Une grande animation règne depuis quelques jours devant plusieurs kiosques de vente de céréales installés dans les quartiers de Lomé, par les autorités pour offrir du maïs à la population à un prix abordable, a constaté APA dans la capitale togolaise.
L’opération qui fait partie des mesures prises face au phénomène de la cherté de la vie est organisée par l’Observatoire pour la sécurité alimentaire au Togo (OSAT) qui, à l’initiative des autorités togolaises, procède à la mise en vente de près de 7000 tonnes de céréales sur le marché local.
«Nous organisons avec l’aide de l’État togolais des ventes de proximité et le maïs est vendu à 400 francs CFA le bol alors que dans les marchés, le bol est entre 750 et 800 francs», a dit dans un entretien à APA le Lieutenant Colonel Ouro Koura Agadazi, directeur de l’OSAT.
Les kiosques à céréales sont pris d’assaut dès les premières heures de la matinée par la population. Devant chaque point de vente, une longue file d’attente est visible.

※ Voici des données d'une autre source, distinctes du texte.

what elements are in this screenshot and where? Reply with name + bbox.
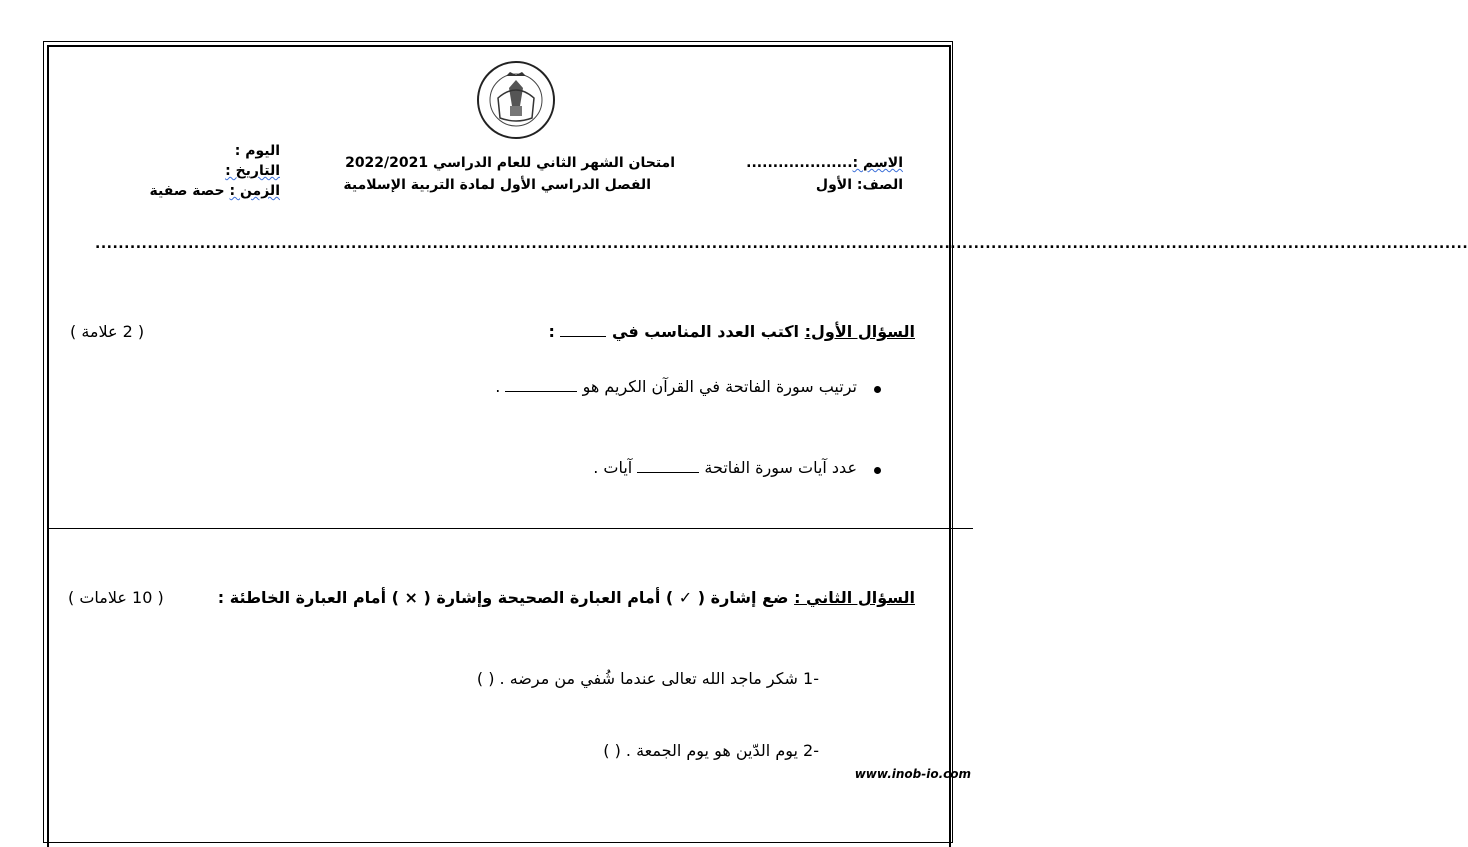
q2-marks: ( 10 علامات ): [68, 588, 164, 607]
name-dots: ....................: [746, 155, 853, 171]
q1-heading: [548, 322, 915, 341]
ministry-seal: [476, 60, 556, 140]
q2-label: السؤال الثاني :: [794, 588, 915, 607]
section-divider: [47, 528, 973, 529]
q2-heading: [218, 588, 915, 607]
date-label: التاريخ :: [225, 163, 280, 179]
q1-instruction: اكتب العدد المناسب في: [612, 322, 800, 341]
q2-item-1-num: -1: [803, 669, 819, 688]
q2-item-2-num: -2: [803, 741, 819, 760]
time-line: [150, 183, 280, 199]
class-line: [816, 177, 903, 193]
class-value: الأول: [815, 177, 852, 193]
name-line: [746, 155, 903, 171]
q1-bullet-1: [874, 386, 881, 393]
q1-item-1-text: ترتيب سورة الفاتحة في القرآن الكريم هو: [582, 377, 857, 396]
q1-heading-blank: [560, 336, 606, 337]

«Je préfère me mettre en rang attente pour avoir le maïs à bon prix plutôt que d’aller payer le double du prix au marché», a déclaré à APA Geoffroy Koffi Edou, déclarant en douanes.
Le maïs est l’aliment de base au Togo et donc la population ne peut qu’apprécier l’installation des kiosques.
«C’est une bonne initiative prise par les autorités pour permettre à la population de manger à sa faim», a-t-il ajouté.
Cependant, par endroit la vente se déroule dans une ambiance surchauffée à cause de certaines dispositions prises pour empêcher les acheteurs d’aller revendre le maïs acquis auprès de l’OSAT.
«Il nous est interdit de vendre le maïs aux femmes revendeuses et tout acheteur doit être munis de sa carte professionnelle afin de nous assurer que le maïs ira dans les ménages», a expliqué à APA Bashirou Alassane, vendeur dans un kiosque.
En plus, chaque acheteur n’a droit qu’à cinq bols par jour. Et cela suscite la colère des responsables de familles nombreuses.
«Ca ne va pas. J’ai une dizaine d’enfants à nourrir et je souhaite acheter un demi sac ou un sac de 100 kg mais le vendeur refuse», a lancé Jean Aliti, un militaire à la retraite, très amer.
Mais dans l’ensemble c’est avec satisfaction que les «Loméens» se ravitaillent dans les kiosques en attendant que des solutions concrètes et durables soient prises face à la cherté de la vie au Togo.